Collection of Cardinal Scipione Borghese (?), cited by Manilli, 1650; Inventario Fidecommissario Borghese 1833, p. 30. Purchased by Italian State, 1902.
Bottom left: DEN. II FRANCIS. FRANCK. P. INVENTOR ET FECIT. F.
The panel bears the signature of Frans Francken the Younger. Born into an artistic family, Francken distinguished himself by specialising in the creation of interiors enlivened by objects and curios, a veritable 17th-century Wunderkammer. Here we see a room, a kind of picture gallery: the walls are covered with works of art, from a still life to religious and mythical scenes, as well as some portraits and animated landscapes. But it is not only this that catches the eye: all manner of items are to be found, from shells to small antique marbles, from sculptures above the woodwork to a small dog and a monkey tied to a possibly Turkish stool, a reminder of the travels of the anonymous owner of the place. The small macaque may have been intended as an allegory of painting (‘naturae simia’). On the left, two figures, one of them opulently dressed, are arguing animatedly, perhaps over a book of accounts, while behind them a third figure stares at them in astonishment.

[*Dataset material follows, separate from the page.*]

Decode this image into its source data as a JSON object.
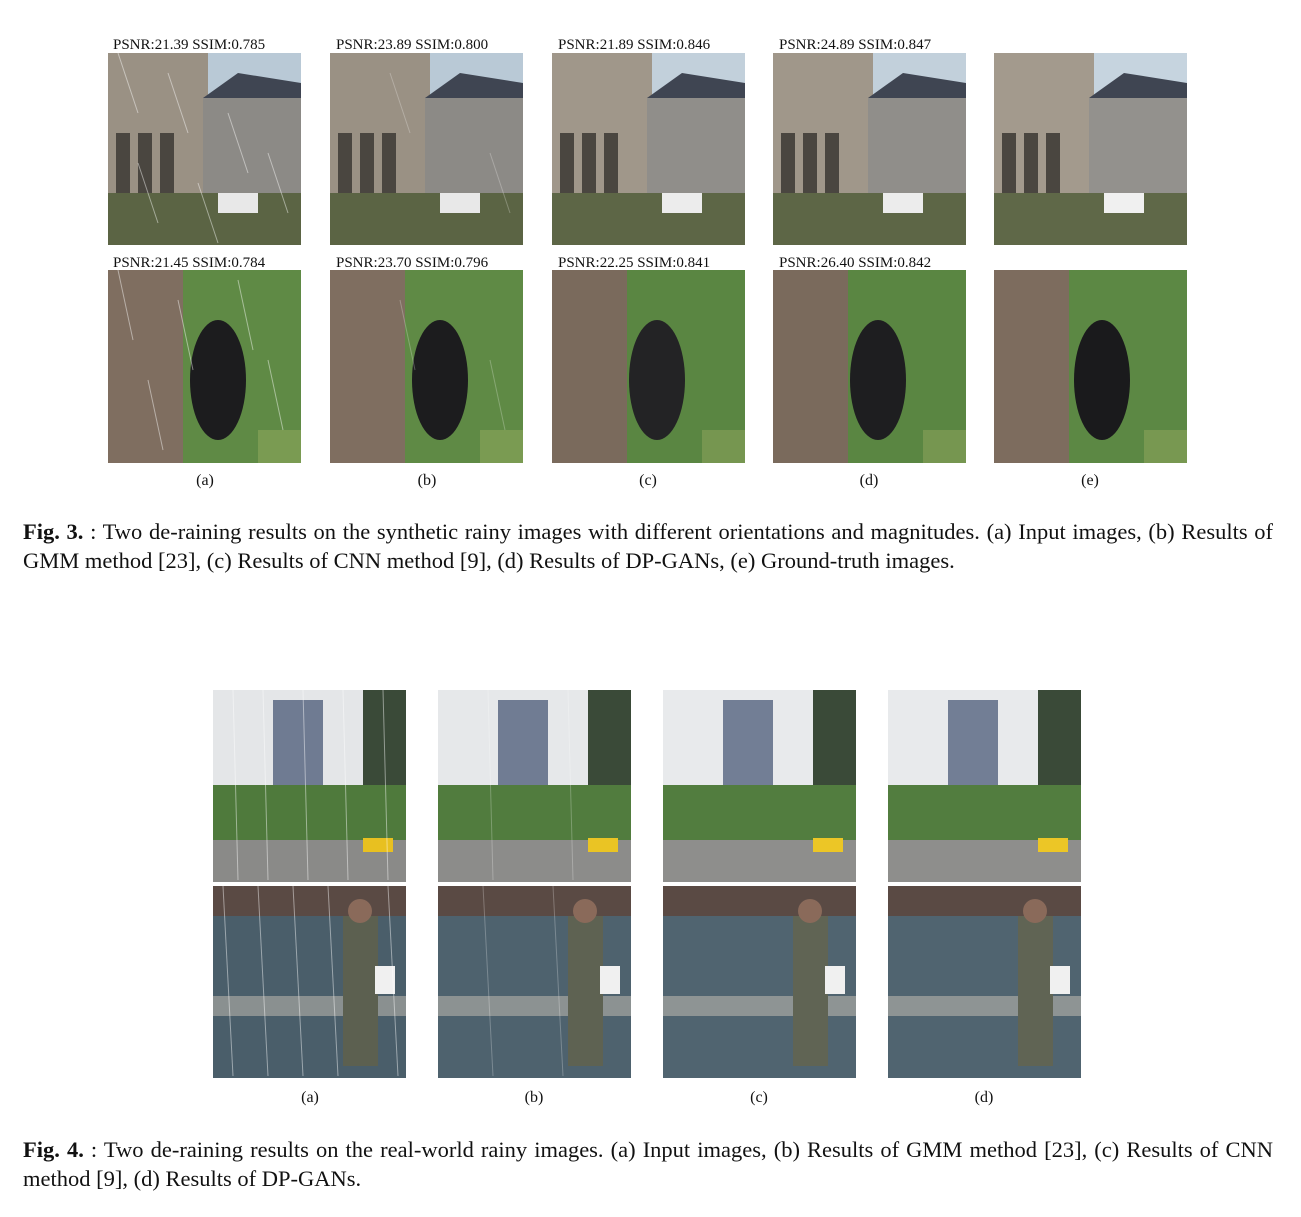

The panel was already in the Borghese collection when it was described by Giacomo Manilli as a ‘painter's study’ (1650, p. 109). A more detailed description can be found in the inventory of 1693: ‘a panel painting three spans high with a depicted gallery with many paintings with an Astrologer sitting at the table with the Map of the World with a monkey tied to a stool...’ (inv. 1693, no. 29). (inv. 1693, no. 29). The subject matter is still unclear: by some it is considered to be a depiction of a painter's studio, by others ‘a picture dealer’ (Venturi 1893, p. 137; Longhi 1928, p. 200; Della Pergola 1959, p. 163; Hermann-Fiore 2006, p. 85; Moreno-Stefani 2001, pp. 358-359) or even a ‘Galerie de Tableaux’ (van Puyvelde 1950, pp. 74, 202).